El Chullachaqui furioso dió un grito y salió la anaconda del río; dio otro grito y apareció el
jaguar del bosque.
- ¿Ves? - le dijo el maligno - yo mando en toda la selva, todos los animales me obedecen, te
matare si no vienes conmigo. - No me importa - respondió Nara.
- Mataré al cacique Coranke.
- El preferiría morir – replicó Nara.
- Te podría llevar a la fuerza ahora, pero serias infeliz conmigo. Volveré dentro de seis meses y
si te rehúsa te mandaré un castigo más grande.
El Chullachaqui se retiró con sus dos animales, sus regalos y se subió a la canoa, navegando río
abajo.
Cuando regresó Coranke de la cacería, Nara le contó lo sucedido. Este decidió permanecer en
su casa hasta el regreso de Chullachaqui. Coranke templó un arco y comenzó a rondar por los
alrededores de la cabaña.
Pasados otros seis meses el malvado se apareció intempestivamente le dijo a Nara:
"Ven conmigo, es la última vez que te lo pido. Si no vienes convertiré a tu hija en un pájaro,
que se quejará eternamente en el bosque y será tan arisco que nadie podrá verla; pues el día
en que sea vista, el maleficio acabará tornándola a ser humano".

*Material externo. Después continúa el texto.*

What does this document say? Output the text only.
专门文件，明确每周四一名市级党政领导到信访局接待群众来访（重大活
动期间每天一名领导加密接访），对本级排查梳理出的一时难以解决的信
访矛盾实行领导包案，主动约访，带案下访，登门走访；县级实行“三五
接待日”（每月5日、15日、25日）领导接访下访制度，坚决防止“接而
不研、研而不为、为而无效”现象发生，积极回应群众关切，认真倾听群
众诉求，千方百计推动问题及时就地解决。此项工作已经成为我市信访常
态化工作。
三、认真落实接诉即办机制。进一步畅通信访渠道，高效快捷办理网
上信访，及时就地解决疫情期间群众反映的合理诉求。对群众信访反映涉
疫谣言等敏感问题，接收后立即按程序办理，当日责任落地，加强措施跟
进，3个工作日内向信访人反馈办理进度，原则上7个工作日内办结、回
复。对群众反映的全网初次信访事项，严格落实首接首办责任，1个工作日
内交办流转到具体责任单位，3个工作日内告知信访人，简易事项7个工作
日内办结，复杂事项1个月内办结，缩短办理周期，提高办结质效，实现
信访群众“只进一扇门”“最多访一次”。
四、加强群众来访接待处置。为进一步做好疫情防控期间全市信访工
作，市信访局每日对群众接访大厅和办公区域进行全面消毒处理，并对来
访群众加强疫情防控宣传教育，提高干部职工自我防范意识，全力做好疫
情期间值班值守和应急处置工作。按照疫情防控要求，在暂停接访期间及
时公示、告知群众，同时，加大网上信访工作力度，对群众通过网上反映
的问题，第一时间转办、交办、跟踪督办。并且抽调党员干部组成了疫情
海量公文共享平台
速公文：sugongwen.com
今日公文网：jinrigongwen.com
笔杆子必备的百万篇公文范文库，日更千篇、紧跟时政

Pero Nara, en vez de ir con él, comenzó a gritar a grandes voces: "¡Coranke!, ¡Coranke!". El
cacique llegó inmediatamente, temp1ó el arco y colocó la flecha enseguida, dispuesto
a atravesar el corazón del Chullachaqui; pero este, desgraciadamente, había desaparecido en
la espesura de la selva. Coranke y Nara corrieron hacia el lugar donde dormía su hijita pero
encontraron la hamaca vacía. Desde el interior de la selva, escucharon por primera vez el
lastimoso alarido: ¡Ay, ay, mama! que dió nombre al ave hechizada.